Position within GFW PRSA (i/a): Member
Childhood ambition (what did you want to be when you grew up?): An actress, believe it or not!
Current livelihood (what you’re actually doing as a grown-up): I oversee a student advertising/public relations agency at TCU called Roxo. I also teach courses such as Strategic Communication Campaigns and Diversity and provide academic advising to a few dozen students.
First PR job: Straight out of college I got a job as an assistant advertising manager at a rapidly growing video-electronics company, Erols, in Northern Virginia. I established its first employee publication, which grew quickly in popularity and won the CEO’s direct involvement. I’d like to consider this my first PR job!
What you know now that you wish you’d known then: I was unaware that internal communications is an important subset of the public relations profession. I had majored in English at a liberal arts college, which offered no coursework in professional fields like public relations.
Best piece of advice you’ve ever received: Trust your gut.
Greatest professional or personal accomplishment: Building a wildly successful student advertising/public relations firm at TCU.
If you weren’t in PR, you’d be: A creative director at Droga5 in New York!
Desired legacy: To inspire young people to pursue not only a career in public relations, but also a way that they can contribute to the social good.
Why did you originally join PRSA: I had landed a job as the director of communications for a small company in Delaware, and realized I knew nothing about corporate communications! I owe my entire education in public relations to PRSA workshops, conferences and seminars.

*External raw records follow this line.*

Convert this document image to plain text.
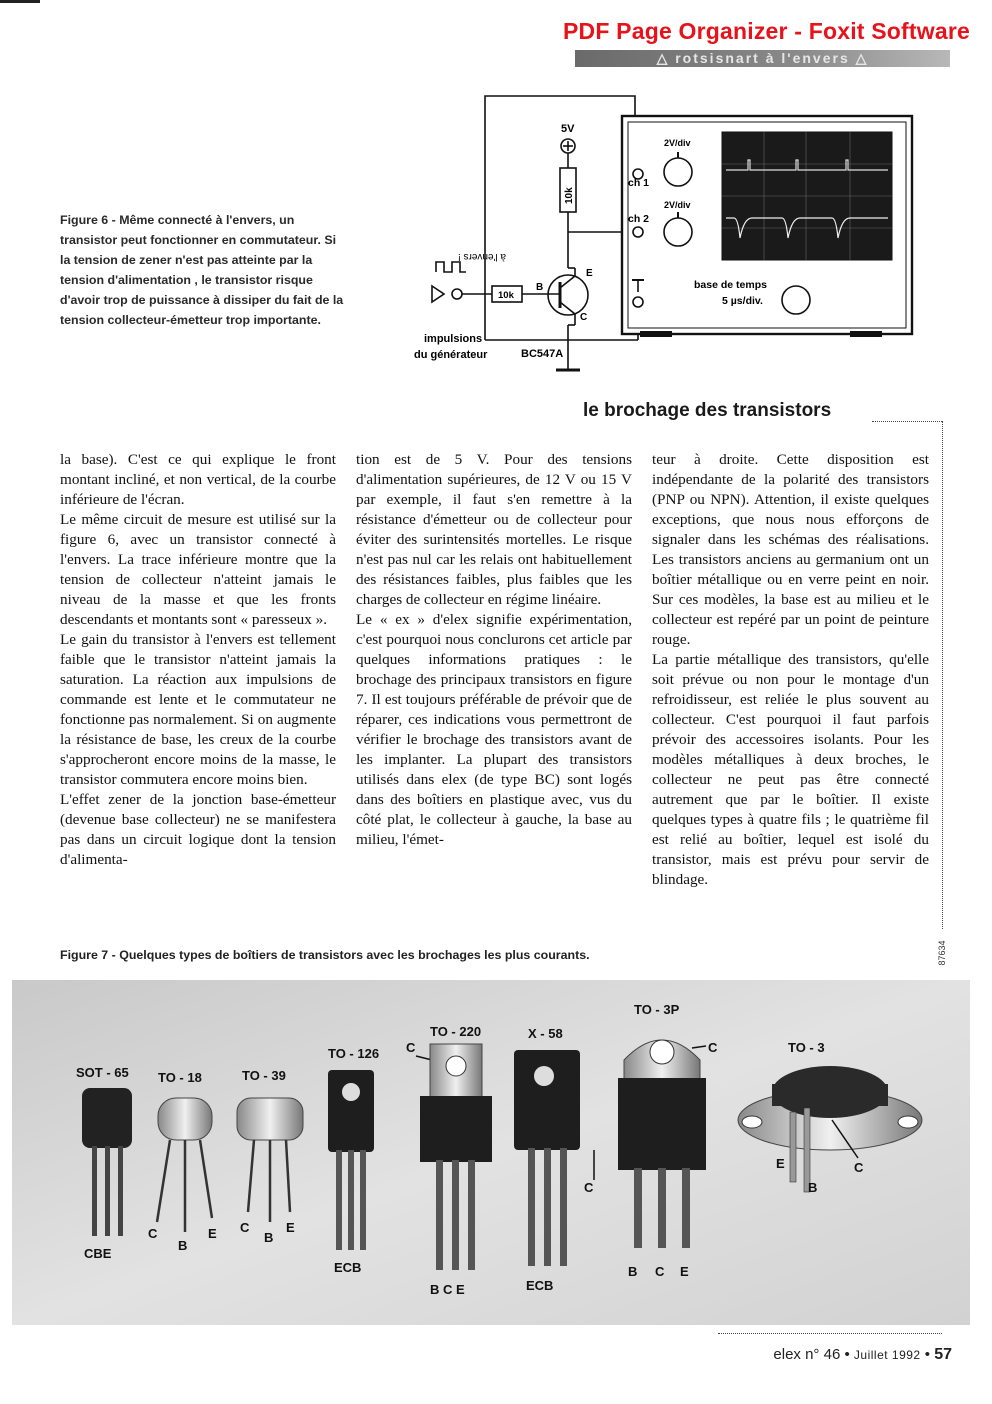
PDF Page Organizer - Foxit Software
△ rotsisnart à l'envers △
Figure 6 - Même connecté à l'envers, un transistor peut fonctionner en commutateur. Si la tension de zener n'est pas atteinte par la tension d'alimentation , le transistor risque d'avoir trop de puissance à dissiper du fait de la tension collecteur-émetteur trop importante.
5V
10k
à l'envers !
E
B
C
10k
BC547A
impulsions
du générateur
ch 1
ch 2
2V/div
2V/div
base de temps
5 µs/div.
le brochage des transistors

la base). C'est ce qui explique le front montant incliné, et non vertical, de la courbe inférieure de l'écran.

Le même circuit de mesure est utilisé sur la figure 6, avec un transistor connecté à l'envers. La trace inférieure montre que la tension de collecteur n'atteint jamais le niveau de la masse et que les fronts descendants et montants sont « paresseux ».

Le gain du transistor à l'envers est tellement faible que le transistor n'atteint jamais la saturation. La réaction aux impulsions de commande est lente et le commutateur ne fonctionne pas normalement. Si on augmente la résistance de base, les creux de la courbe s'approcheront encore moins de la masse, le transistor commutera encore moins bien.

L'effet zener de la jonction base-émetteur (devenue base collecteur) ne se manifestera pas dans un circuit logique dont la tension d'alimenta-

tion est de 5 V. Pour des tensions d'alimentation supérieures, de 12 V ou 15 V par exemple, il faut s'en remettre à la résistance d'émetteur ou de collecteur pour éviter des surintensités mortelles. Le risque n'est pas nul car les relais ont habituellement des résistances faibles, plus faibles que les charges de collecteur en régime linéaire.

Le « ex » d'elex signifie expérimentation, c'est pourquoi nous conclurons cet article par quelques informations pratiques : le brochage des principaux transistors en figure 7. Il est toujours préférable de prévoir que de réparer, ces indications vous permettront de vérifier le brochage des transistors avant de les implanter. La plupart des transistors utilisés dans elex (de type BC) sont logés dans des boîtiers en plastique avec, vus du côté plat, le collecteur à gauche, la base au milieu, l'émet-

teur à droite. Cette disposition est indépendante de la polarité des transistors (PNP ou NPN). Attention, il existe quelques exceptions, que nous nous efforçons de signaler dans les schémas des réalisations. Les transistors anciens au germanium ont un boîtier métallique ou en verre peint en noir. Sur ces modèles, la base est au milieu et le collecteur est repéré par un point de peinture rouge.

La partie métallique des transistors, qu'elle soit prévue ou non pour le montage d'un refroidisseur, est reliée le plus souvent au collecteur. C'est pourquoi il faut parfois prévoir des accessoires isolants. Pour les modèles métalliques à deux broches, le collecteur ne peut pas être connecté autrement que par le boîtier. Il existe quelques types à quatre fils ; le quatrième fil est relié au boîtier, lequel est isolé du transistor, mais est prévu pour servir de blindage.

Figure 7 - Quelques types de boîtiers de transistors avec les brochages les plus courants.	87634
SOT - 65
CBE
TO - 18
C
B
E
TO - 39
C
B
E
TO - 126
ECB
TO - 220
C
B C E
X - 58
C
ECB
TO - 3P
C
B C E
TO - 3
E
B
C
elex n° 46 • Juillet 1992 • 57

Finally, tell us about your hometown and what makes it cool: I don’t really have a hometown. I was born in Greenville, S.C. but have no memories and we moved frequently during my childhood. I have lived longest in the Washington, D.C. area (11 years) and in Fort Worth (12 years). Fort Worth is much cooler than D.C.! To me, D.C. means traffic, a high-pressure work culture and too many people who believe they are very, very important. I absolutely love Fort Worth’s big sky, slower pace, lack of pretension, friendly people. This is now my hometown.